This month, I’ve detailed a simple process for developing your marketing strategy for the year. The process begins with a high-level overview and continues with a selection of the channels you’ll use to communicate with your target audience.
This week, I help you fill in the details, turning objectives into specific plans that will turn people into paying customers and customers into raving fans.
For this exercise, I recommend you use a scratch piece of paper to get the details right, then transfer your plan into an Excel file and/or calendar.
Begin with your objectives
Take your objectives one at a time. Your goal is to translate that objective into specific tasks or projects that will help you achieve it.
For example, if you want to get new customers in a particular niche, tasks may include:
- Purchase a list or get a JV to run your promotion.
- Develop a bait piece.
- Create a landing page with form.
- Develop an autoresponder series.
- Create social media, direct mail, content to promote your offer.
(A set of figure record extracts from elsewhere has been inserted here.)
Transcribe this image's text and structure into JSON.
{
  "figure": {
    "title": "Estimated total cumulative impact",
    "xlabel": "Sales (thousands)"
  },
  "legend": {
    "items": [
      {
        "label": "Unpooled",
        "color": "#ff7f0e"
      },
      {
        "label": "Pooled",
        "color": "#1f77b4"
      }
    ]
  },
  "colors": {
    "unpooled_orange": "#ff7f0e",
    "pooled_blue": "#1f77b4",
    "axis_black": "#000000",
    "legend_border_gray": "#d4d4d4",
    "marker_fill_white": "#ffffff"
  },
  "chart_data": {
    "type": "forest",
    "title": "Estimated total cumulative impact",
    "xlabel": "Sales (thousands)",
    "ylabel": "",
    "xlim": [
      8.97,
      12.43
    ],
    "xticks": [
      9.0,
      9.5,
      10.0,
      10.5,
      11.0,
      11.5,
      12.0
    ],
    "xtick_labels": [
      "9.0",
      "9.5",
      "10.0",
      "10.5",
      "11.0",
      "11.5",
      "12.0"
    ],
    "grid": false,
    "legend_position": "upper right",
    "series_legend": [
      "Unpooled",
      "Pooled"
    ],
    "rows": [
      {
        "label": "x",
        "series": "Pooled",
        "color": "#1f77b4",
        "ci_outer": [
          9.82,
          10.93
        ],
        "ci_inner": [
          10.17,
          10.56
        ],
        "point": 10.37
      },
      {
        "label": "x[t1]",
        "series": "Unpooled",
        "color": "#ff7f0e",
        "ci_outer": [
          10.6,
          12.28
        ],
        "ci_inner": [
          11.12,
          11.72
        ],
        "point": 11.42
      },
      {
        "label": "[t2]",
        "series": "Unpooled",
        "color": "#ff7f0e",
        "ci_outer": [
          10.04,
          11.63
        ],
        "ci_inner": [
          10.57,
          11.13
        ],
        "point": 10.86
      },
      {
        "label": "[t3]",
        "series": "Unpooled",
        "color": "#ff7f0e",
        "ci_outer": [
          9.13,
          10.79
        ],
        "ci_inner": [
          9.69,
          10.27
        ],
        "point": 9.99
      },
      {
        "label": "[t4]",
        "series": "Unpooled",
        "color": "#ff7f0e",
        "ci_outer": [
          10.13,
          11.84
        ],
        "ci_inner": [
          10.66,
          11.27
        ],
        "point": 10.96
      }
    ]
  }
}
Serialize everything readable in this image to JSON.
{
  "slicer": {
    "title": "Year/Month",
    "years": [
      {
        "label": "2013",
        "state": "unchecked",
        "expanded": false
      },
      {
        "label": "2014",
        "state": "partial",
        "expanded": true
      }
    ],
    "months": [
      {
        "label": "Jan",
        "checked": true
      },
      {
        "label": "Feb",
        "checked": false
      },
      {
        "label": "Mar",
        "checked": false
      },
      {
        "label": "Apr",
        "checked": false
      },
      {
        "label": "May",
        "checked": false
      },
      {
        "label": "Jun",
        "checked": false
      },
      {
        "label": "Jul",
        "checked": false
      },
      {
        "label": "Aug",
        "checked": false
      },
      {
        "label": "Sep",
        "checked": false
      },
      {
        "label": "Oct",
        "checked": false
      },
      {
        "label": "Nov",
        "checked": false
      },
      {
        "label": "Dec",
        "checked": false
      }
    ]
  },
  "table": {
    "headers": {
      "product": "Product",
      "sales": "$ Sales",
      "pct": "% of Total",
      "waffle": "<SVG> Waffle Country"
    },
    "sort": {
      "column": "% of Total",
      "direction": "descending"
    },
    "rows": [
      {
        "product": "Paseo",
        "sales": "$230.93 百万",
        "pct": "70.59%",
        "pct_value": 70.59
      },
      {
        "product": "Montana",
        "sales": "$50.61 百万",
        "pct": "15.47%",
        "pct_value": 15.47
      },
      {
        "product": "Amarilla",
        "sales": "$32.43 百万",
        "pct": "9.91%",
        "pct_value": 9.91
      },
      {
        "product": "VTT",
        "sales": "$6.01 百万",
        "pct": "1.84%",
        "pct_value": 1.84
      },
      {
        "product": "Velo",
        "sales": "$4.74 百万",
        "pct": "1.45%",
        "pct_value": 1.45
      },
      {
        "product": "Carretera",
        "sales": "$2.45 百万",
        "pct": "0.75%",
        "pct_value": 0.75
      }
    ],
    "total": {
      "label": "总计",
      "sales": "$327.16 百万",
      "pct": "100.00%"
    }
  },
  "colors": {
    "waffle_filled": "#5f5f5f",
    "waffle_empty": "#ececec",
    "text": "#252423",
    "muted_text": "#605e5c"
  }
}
- Attend a networking event in that niche.
Tasks should be specific and actionable. They should also be measurable. You need to be able to put it on a calendar, make it happen, then evaluate its effectiveness at getting you toward your goal.
Create a schedule
No matter how specific your task list is, if you don’t schedule it, it won’t happen. Once you have a task list for all your objectives, sit down with a calendar and determine when you will complete each task.
Think holistically. You want to create a schedule that’s realistic and achievable. While you’re executing a project in spring, you’ll need to be developing a project for summer and planning a project for fall. Make sure you set deadlines that keep you on track — not overwhelm you.
At this point, you may want to create a Workback Schedule. This tool is a great way to keep yourself on track. Here’s how it works:
- Each project is listed with every task necessary to complete it.
- Place a completion date beside your final line item.
- Work backwards, giving each task its own deadline, depending on how long you estimate it will take to complete.
- Continue working backwards through your task list until you arrive at your start date for the first task.
Review the feasibility of your plan
At the minimum, your plan should include your website, content creation, specific promotions you plan to run, and the prospects you plan to target. Go through your calendar and Workback Schedule.
- What is the major focus of each month? Each quarter?
- What tasks need to be completed every week?
- Can you streamline activities to make it easier to get them done?
About 20% of your total time should be spent on marketing. You also need time for fulfilling your plan and serving customers. Make sure you’ve allowed time for everything.
Plan to work your plan
No plan, no matter how good, can be achieved without hard work. Decide right now that you will work every day to achieve your plan. Refer to it often. Check off tasks as you complete them. Track your progress. And get it done.
It is, after all your business. Give it the priority it deserves.